A troubled family history and a difficult relationship with her own mother (Deborah Findlay) have meant that Kate has taken 10 years even to consider having a baby with husband Justin (Stephen Campbell Moore). With perfect timing, the similarly pregnant Teresa and her controlling, clean freak older husband Jon (David Morrissey) move into the vacant apartment downstairs. Kate immediately warms to Teresa’s devoted enthusiasm – contrasting with Kate’s own hesitancy – for bringing a baby into the world.

“It’s not that it’s ugly,” Kate comments on the Bakers’ newly, too- neatly manicured back lawn, “It’s just that it’s really determined to be a garden.” This determination extends to Jon and Theresa’s life-mission of creating their own picture-perfect nuclear family.

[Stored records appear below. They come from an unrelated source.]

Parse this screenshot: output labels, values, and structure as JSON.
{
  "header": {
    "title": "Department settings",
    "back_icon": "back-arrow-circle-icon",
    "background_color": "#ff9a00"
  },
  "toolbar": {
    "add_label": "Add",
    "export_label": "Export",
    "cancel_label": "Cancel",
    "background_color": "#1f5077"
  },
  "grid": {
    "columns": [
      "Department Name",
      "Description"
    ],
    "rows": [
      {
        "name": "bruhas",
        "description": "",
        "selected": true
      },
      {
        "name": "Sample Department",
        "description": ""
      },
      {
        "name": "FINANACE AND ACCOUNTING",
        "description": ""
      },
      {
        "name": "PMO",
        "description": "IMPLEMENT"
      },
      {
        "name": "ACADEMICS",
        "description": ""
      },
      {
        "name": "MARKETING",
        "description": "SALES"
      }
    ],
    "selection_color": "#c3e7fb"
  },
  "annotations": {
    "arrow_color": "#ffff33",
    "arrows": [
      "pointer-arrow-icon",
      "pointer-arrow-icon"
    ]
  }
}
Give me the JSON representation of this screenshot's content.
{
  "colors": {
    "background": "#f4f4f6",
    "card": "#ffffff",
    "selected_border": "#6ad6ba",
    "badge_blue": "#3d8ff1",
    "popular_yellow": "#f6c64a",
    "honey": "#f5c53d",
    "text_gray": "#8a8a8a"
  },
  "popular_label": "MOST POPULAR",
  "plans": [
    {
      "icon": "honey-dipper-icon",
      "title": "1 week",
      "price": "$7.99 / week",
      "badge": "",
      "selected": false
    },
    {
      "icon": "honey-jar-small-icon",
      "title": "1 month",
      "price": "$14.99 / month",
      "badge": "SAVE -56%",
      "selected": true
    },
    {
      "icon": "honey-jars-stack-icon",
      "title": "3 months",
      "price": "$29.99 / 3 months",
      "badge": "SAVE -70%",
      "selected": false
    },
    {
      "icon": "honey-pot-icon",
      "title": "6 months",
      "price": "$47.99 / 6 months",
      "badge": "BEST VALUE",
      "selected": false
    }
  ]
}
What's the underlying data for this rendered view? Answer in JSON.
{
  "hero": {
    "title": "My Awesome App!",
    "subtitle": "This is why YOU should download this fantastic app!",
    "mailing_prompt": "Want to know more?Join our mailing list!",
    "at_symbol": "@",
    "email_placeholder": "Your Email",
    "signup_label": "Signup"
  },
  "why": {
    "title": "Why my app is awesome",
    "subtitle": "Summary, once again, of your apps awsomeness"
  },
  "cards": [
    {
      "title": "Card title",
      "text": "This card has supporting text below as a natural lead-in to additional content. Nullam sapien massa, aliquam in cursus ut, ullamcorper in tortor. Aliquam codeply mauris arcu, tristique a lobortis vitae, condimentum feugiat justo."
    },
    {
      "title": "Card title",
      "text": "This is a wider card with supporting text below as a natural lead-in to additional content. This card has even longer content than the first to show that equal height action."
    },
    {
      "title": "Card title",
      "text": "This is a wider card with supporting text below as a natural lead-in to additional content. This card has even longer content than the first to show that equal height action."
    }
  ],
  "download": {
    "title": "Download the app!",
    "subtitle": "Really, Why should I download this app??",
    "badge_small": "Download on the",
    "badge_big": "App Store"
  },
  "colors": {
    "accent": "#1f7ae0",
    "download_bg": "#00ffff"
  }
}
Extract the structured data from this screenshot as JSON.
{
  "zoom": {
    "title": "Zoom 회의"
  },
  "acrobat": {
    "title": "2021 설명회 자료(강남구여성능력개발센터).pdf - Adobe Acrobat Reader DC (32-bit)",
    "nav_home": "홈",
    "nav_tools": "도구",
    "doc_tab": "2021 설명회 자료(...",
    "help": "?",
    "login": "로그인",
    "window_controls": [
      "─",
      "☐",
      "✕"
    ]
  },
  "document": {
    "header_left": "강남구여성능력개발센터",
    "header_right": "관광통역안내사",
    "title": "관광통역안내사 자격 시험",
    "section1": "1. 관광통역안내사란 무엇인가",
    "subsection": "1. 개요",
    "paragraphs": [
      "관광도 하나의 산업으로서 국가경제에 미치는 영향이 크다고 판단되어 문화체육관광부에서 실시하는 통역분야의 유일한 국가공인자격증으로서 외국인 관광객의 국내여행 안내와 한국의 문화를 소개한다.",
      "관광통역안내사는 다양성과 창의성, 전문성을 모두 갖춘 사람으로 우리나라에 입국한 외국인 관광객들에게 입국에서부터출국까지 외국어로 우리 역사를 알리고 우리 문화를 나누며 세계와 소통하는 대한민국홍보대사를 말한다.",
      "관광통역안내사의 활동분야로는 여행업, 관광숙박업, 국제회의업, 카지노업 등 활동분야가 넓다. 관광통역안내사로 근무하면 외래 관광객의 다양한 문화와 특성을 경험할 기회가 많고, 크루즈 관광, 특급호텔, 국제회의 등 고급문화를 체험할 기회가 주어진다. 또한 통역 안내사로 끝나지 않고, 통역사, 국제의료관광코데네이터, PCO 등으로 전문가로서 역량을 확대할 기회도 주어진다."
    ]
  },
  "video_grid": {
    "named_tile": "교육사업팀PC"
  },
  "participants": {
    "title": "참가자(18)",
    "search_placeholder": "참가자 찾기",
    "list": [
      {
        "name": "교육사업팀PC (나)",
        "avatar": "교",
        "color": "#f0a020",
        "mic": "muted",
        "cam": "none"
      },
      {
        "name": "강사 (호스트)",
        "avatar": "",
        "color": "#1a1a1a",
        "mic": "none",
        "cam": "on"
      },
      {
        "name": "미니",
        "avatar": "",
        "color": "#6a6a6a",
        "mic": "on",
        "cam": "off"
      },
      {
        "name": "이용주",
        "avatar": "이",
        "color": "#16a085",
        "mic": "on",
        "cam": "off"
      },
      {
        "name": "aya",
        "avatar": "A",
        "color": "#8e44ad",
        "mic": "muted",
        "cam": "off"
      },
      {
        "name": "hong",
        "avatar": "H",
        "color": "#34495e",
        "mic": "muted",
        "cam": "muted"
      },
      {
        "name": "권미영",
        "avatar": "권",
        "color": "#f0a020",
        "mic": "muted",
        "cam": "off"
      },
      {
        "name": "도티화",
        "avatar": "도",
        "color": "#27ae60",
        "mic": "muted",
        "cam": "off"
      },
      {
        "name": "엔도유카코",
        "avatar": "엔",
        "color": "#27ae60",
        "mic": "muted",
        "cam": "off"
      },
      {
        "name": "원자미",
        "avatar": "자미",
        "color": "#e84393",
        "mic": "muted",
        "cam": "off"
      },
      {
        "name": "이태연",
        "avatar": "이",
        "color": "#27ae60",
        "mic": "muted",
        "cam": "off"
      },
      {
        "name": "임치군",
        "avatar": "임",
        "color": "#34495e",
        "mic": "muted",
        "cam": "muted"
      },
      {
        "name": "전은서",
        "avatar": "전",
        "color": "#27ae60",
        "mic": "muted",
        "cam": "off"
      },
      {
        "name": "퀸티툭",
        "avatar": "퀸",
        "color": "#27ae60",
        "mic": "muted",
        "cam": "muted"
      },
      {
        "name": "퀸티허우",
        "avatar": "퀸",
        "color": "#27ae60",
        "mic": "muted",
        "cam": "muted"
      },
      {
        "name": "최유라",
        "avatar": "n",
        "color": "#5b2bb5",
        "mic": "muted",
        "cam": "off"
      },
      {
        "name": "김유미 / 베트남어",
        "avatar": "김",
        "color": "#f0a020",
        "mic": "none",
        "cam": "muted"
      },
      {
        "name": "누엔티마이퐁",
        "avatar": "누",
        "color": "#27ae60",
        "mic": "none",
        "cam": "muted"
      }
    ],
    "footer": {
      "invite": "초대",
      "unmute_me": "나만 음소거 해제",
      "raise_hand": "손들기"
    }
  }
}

When a tragic accident takes that possibility away, the vacuum is filled with a toxic mix of recrimination, envy and covetousness in which their determination will transgress all neighbourly boundaries. For amid all the usual stresses and pressures of being a parent, Kate is also growing convinced that the Bakers have sinister designs on her newborn – suspicions which seem confirmed by shots, at least some objective, of Teresa’s furtive activities while babysitting.

A tale of two flats, of two pregnancies and of two colours (muted blues for the Pollards, alarming citron yellows for the Bakers), The Ones Below establishes a dramatic upstairs/downstairs clash of styles and outlooks, before moving into thrilling, claustrophobic spaces. The plot gestates tautly, before the truth, no less harrowing for being expected, comes out.